A Talk Today at Noon: What Killed the Mammoths

The Extraterrestrial Impact that Killed the Mammoths and Caused 1,300 years of Global Cooling

Richard B. Firestone
Lawrence Berkeley National Laboratory


Thirteen thousand years ago more than 35 species of megafauna including mammoths, mastodons, ground sloths, horses, camels, and many smaller mammals and birds suddenly disappeared. Simultaneously the Earth, which was warming from the last ice age, was suddenly plunged into a 1300-year period of cooling known as the Younger Dryas. At the onset of the Younger Dryas a black layer formed over much of North America and Europe. This layer is sometimes found draped directly over the bones of extinct megafauna and the artifacts of Clovis culture. No evidence of megafauna or Clovis people is found within or above the black layer. We have investigated sediments from the Younger Dryas boundary layer (YDB) at 10 well-dated Clovis-age sites from California to Belgium and 16 Carolina Bays that are believed to have been formed at that time.
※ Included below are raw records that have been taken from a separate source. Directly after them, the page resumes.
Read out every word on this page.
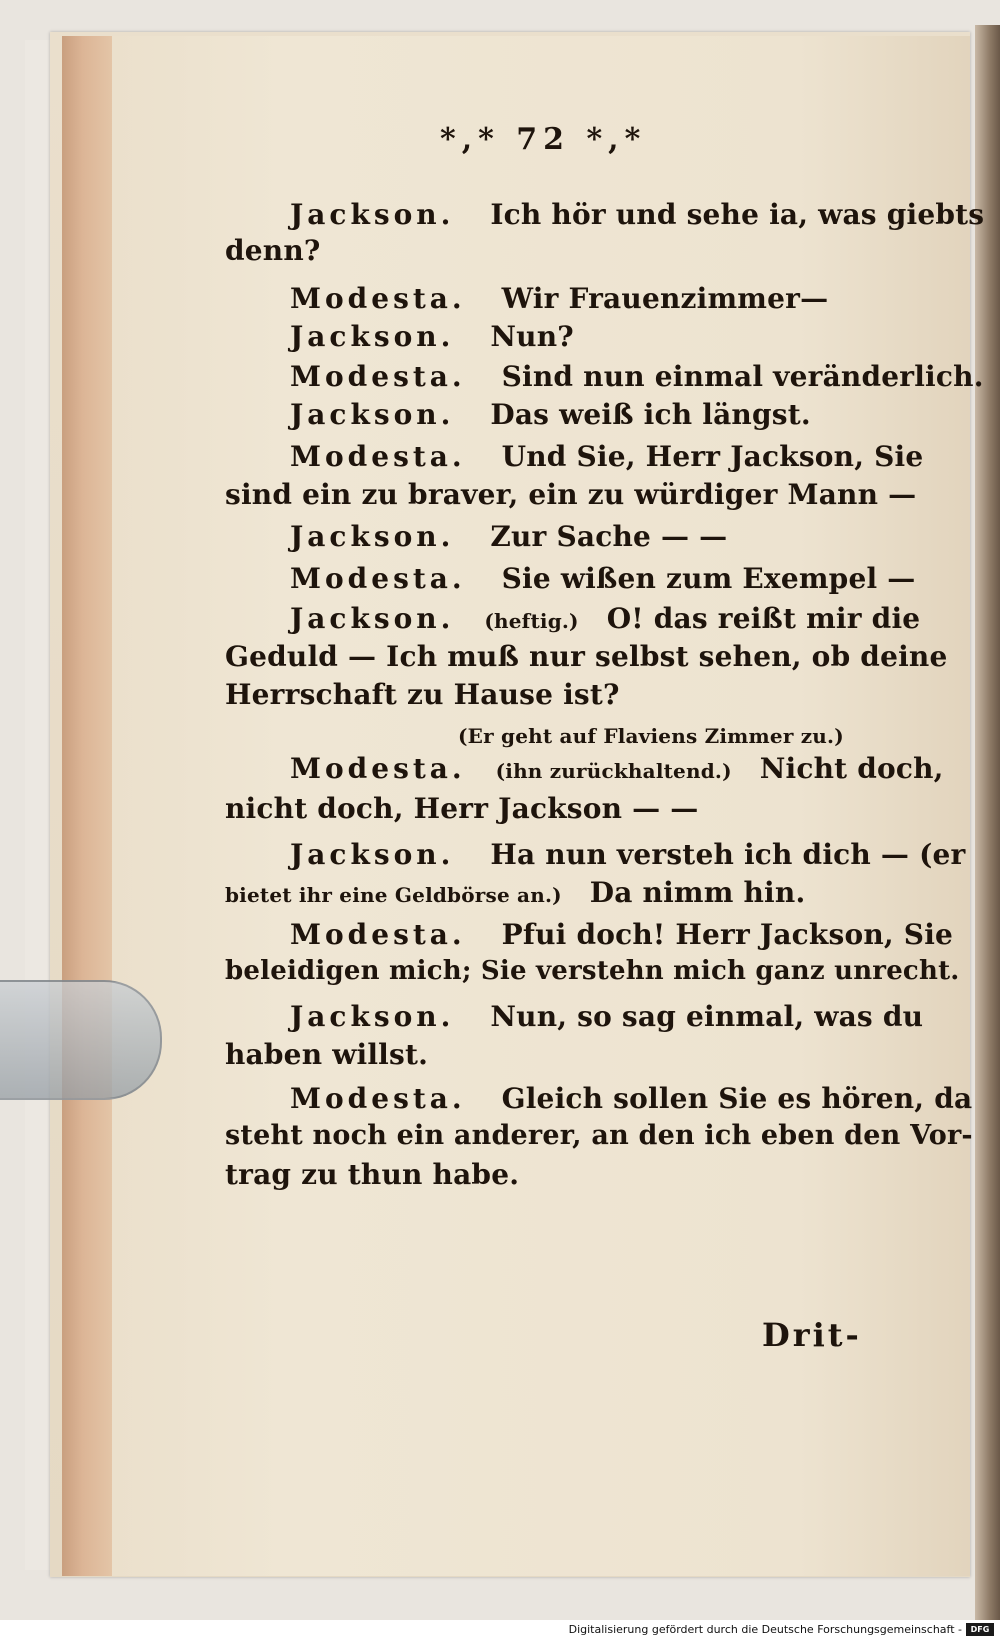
*,* 72 *,*
Jackson. Ich hör und sehe ia, was giebts
denn?
Modesta. Wir Frauenzimmer—
Jackson. Nun?
Modesta. Sind nun einmal veränderlich.
Jackson. Das weiß ich längst.
Modesta. Und Sie, Herr Jackson, Sie
sind ein zu braver, ein zu würdiger Mann —
Jackson. Zur Sache — —
Modesta. Sie wißen zum Exempel —
Jackson. (heftig.) O! das reißt mir die
Geduld — Ich muß nur selbst sehen, ob deine
Herrschaft zu Hause ist?
(Er geht auf Flaviens Zimmer zu.)
Modesta. (ihn zurückhaltend.) Nicht doch,
nicht doch, Herr Jackson — —
Jackson. Ha nun versteh ich dich — (er
bietet ihr eine Geldbörse an.) Da nimm hin.
Modesta. Pfui doch! Herr Jackson, Sie
beleidigen mich; Sie verstehn mich ganz unrecht.
Jackson. Nun, so sag einmal, was du
haben willst.
Modesta. Gleich sollen Sie es hören, da
steht noch ein anderer, an den ich eben den Vor-
trag zu thun habe.
Drit-
Digitalisierung gefördert durch die Deutsche Forschungsgemeinschaft -	DFG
Within the YDB and throughout the Bay rims we find an impact ejecta layer enriched in iridium, metallic microspherules, carbon spherules, glass-like carbon, soot, and charcoal. The carbon spherules and glass-like carbon contain abundant nanodiamonds and fullerenes with extraterrestrial 3He/4He ratios. The distribution and composition of the ejecta layer and the orientation of the Carolina Bays suggest that the impact was an airburst over the Laurentide Ice Sheet near the Great Lakes. Analysis of the ejecta layer indicates that the impactor was unusually enriched in titanium, very different from known terrestrial or meteoritic sources, but remarkably similar Lunar Procellarum KREEP.

I have some nodes I need to configure, so I can't attend, but if there are Berkeley-ites/SF Bayers that are interested, it's a direct challenge to the megafauna overkill hypothesis.